L’approccio Housing First si è sviluppato negli Usa dal 1992, quando Sam Tsemberis avviò a New York ‘Pathways to Housing’, un programma di contrasto alla homeless. Obiettivo del programma era “offrire un accesso in appartamenti indipendenti  a persone senza dimora con problemi di salute mentale o di disagio sociale”.

I risultati raggiunti negli Stati Uniti, in Canada e in diversi Paesi Europei, “hanno spinto la Federazione italiana degli organismi per le persone senza dimora  ad avviare una sperimentazione anche in Italia, con la costituzione nel marzo 2014 della rete Network Housing First Italia”. A giugno del 2016, inoltre è stata avviata la campagna #HomelessZero “rivolta al mondo politico, dell’associazionismo, del lavoro, della salute, alla società civile e all’opinione pubblica per richiamare l’attenzione sulla questione”, sul sistema di welfare e sulle politiche di contrasto della marginalità.

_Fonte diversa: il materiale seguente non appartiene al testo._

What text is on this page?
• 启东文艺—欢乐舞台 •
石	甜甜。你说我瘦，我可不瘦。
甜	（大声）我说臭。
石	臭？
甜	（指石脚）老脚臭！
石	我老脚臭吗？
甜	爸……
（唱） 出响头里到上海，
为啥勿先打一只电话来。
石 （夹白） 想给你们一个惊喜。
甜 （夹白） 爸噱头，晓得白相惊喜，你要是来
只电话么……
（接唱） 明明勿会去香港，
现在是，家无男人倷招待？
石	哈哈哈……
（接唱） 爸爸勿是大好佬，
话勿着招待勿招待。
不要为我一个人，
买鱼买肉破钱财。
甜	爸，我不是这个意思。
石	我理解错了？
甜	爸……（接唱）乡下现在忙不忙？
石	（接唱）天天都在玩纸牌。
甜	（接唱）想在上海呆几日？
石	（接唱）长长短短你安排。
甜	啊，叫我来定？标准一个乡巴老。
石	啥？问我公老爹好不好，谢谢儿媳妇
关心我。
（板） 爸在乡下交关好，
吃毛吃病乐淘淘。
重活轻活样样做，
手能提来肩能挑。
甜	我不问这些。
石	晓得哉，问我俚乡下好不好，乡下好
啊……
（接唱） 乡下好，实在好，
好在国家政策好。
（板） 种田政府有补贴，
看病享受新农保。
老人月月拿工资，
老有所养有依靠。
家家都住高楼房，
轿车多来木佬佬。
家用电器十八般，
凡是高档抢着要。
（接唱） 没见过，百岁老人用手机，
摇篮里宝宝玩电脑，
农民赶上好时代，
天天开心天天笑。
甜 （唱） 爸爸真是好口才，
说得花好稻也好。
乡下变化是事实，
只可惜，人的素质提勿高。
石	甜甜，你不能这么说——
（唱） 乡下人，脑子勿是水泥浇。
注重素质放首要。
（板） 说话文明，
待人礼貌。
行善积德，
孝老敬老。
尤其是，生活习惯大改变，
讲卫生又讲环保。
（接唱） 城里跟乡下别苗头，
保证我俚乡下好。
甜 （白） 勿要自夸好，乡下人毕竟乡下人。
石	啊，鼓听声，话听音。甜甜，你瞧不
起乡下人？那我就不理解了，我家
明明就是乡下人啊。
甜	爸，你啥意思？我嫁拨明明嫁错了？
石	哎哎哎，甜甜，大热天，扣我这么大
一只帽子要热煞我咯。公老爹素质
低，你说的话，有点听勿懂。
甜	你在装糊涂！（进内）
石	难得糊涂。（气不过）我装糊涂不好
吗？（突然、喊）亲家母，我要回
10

Oggi i membri del Network sono 52 (Comuni, Cooperative sociali, Associazioni, Fondazioni ed Enti religiosi).
I progetti attivi sono 33 in 10 Regioni (Piemonte, Lombardia, Veneto, Friuli Venezia Giulia, Trentino Alto Adige, Liguria, Emilia Romagna, Toscana, Calabria, Sicilia) e oltre 20 Comuni, e le persone attualmente inserite in casa sono 556, di cui 180 minori con le proprie famiglie.